A December 1774 copy of the Pennsylvania Journal and the Weekly Advertiser is headed to the American Philosophical Society next week.
By Matt Skoufalos | January 11, 2019
A 244-year-old Philadelphia newspaper that was donated to a South Jersey Goodwill last year is headed for a new, permanent home.
The December 28, 1774 edition of The Pennsylvania Journal and Weekly Advertiser, a historic artifact believed to be one of just a handful of remaining copies of that issue, has been acquired by the American Philosophical Society (APS).
Founded in 1743 by Benjamin Franklin for the purpose of “promoting useful knowledge,” APS is home to some 13 million pages of historic manuscripts, including Franklin’s papers, the journals of Lewis and Clark, and materials from 650 Native American communities.
The library, which is open to the public for research, plans to have the document restored by its conservation experts and digitized for electronic viewing, said APS librarian Patrick Spero.
“We have an almost complete run of this newspaper, [but] we don’t have this issue,” Spero said. “It adds to our existing collection, and fills a hole that we needed to fill.”
The issue features Franklin’s famous “Unite or Die” political cartoon in the nameplate, and was published just a few months before the first shots of the American Revolution were fired.
Spero said the editorial copy within it “reveals the process by which a group of separate colonies united to fight.”
“The iconic Franklin snake caught everyone’s attention, but for me the content was more interesting,” Spero said.
“You can get a sense of the separation that the colonies had felt historically and the sense of this coming together.
“It’s part of this moment, and it’s revealing,” he said. “If somebody were to know nothing about the [American] revolution and read it, they would get a sense of how the colonies were united.”
On January 18, APS will take possession of the newspaper from Goodwill in a ceremony at its celebration of Franklin’s birthday. Spero would not disclose how much the society paid for the newspaper, but said it has centuries-old endowment funds from which such purchases are made.
(Robert Snyder of the New York, New York-based Cohasco, Inc. had previously appraised the newspaper for Goodwill at $6,000 to $16,000.)
Spero did say, however, that the novelty of finding the newspaper in a Goodwill donation reignited his curiosity in where the next such document might be found.
“One of the things as a historian that I always wonder about is what’s in people’s attics that could change the way we think about history,” he said.

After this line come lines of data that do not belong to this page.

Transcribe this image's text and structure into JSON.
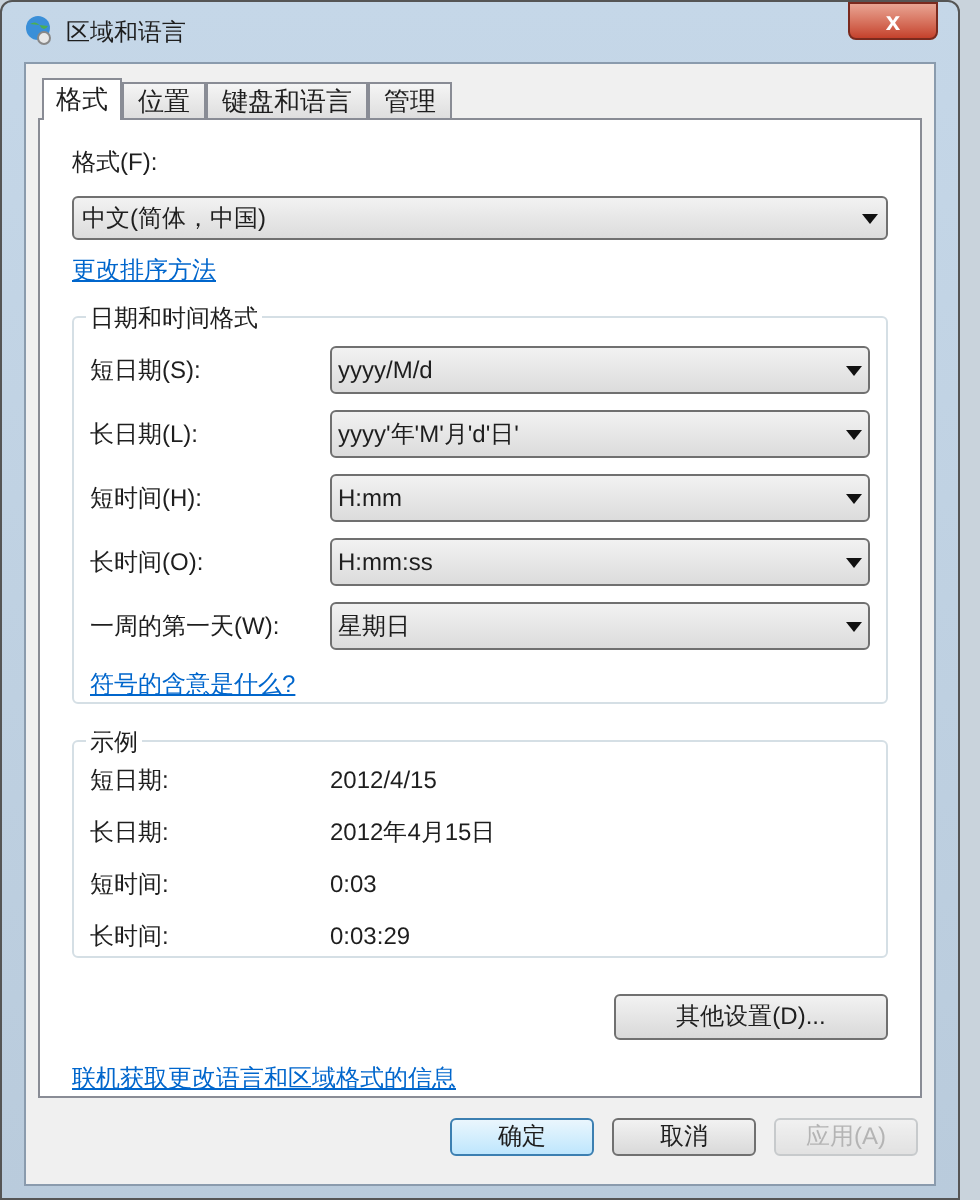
{
  "window": {
    "title": "区域和语言",
    "close": "x"
  },
  "tabs": [
    {
      "label": "格式",
      "selected": true
    },
    {
      "label": "位置",
      "selected": false
    },
    {
      "label": "键盘和语言",
      "selected": false
    },
    {
      "label": "管理",
      "selected": false
    }
  ],
  "format": {
    "label": "格式(F):",
    "value": "中文(简体，中国)",
    "link": "更改排序方法"
  },
  "date_time_formats": {
    "title": "日期和时间格式",
    "rows": [
      {
        "label": "短日期(S):",
        "value": "yyyy/M/d"
      },
      {
        "label": "长日期(L):",
        "value": "yyyy'年'M'月'd'日'"
      },
      {
        "label": "短时间(H):",
        "value": "H:mm"
      },
      {
        "label": "长时间(O):",
        "value": "H:mm:ss"
      },
      {
        "label": "一周的第一天(W):",
        "value": "星期日"
      }
    ],
    "link": "符号的含意是什么?"
  },
  "examples": {
    "title": "示例",
    "rows": [
      {
        "label": "短日期:",
        "value": "2012/4/15"
      },
      {
        "label": "长日期:",
        "value": "2012年4月15日"
      },
      {
        "label": "短时间:",
        "value": "0:03"
      },
      {
        "label": "长时间:",
        "value": "0:03:29"
      }
    ]
  },
  "more_button": "其他设置(D)...",
  "online_link": "联机获取更改语言和区域格式的信息",
  "buttons": [
    {
      "label": "确定",
      "default": true,
      "disabled": false
    },
    {
      "label": "取消",
      "default": false,
      "disabled": false
    },
    {
      "label": "应用(A)",
      "default": false,
      "disabled": true
    }
  ]
}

“There’s a lot of stuff in people’s homes, and you always worry about things being thrown out that changes the way we think about the past.”
For Heather Randall, e-Commerce Manager for Goodwill of Southern New Jersey and Greater Philadelphia, seeing the newspaper transferred to a local museum is the best possible outcome for it.
“I wanted to see it stay local,” Randall said. “Since it was printed in Philadelphia, I thought it would be best if it could stay in Philadelphia, if at all possible.
“It’s going home,” she said.
Randall said that her fellow staffers in the Goodwill e-Commerce division are equally excited to see it find a good home.
News of the rare artifact drew significant interest in their work, but “even with all the buzz, we never got any indication of where it came from beyond,” she said.
“That’s the weird part,” Randall said. “Nobody has come forward. We don’t have any more provenance than what it is.
“We get unusual pieces all the time,” she said, “but that was very unusual for us.”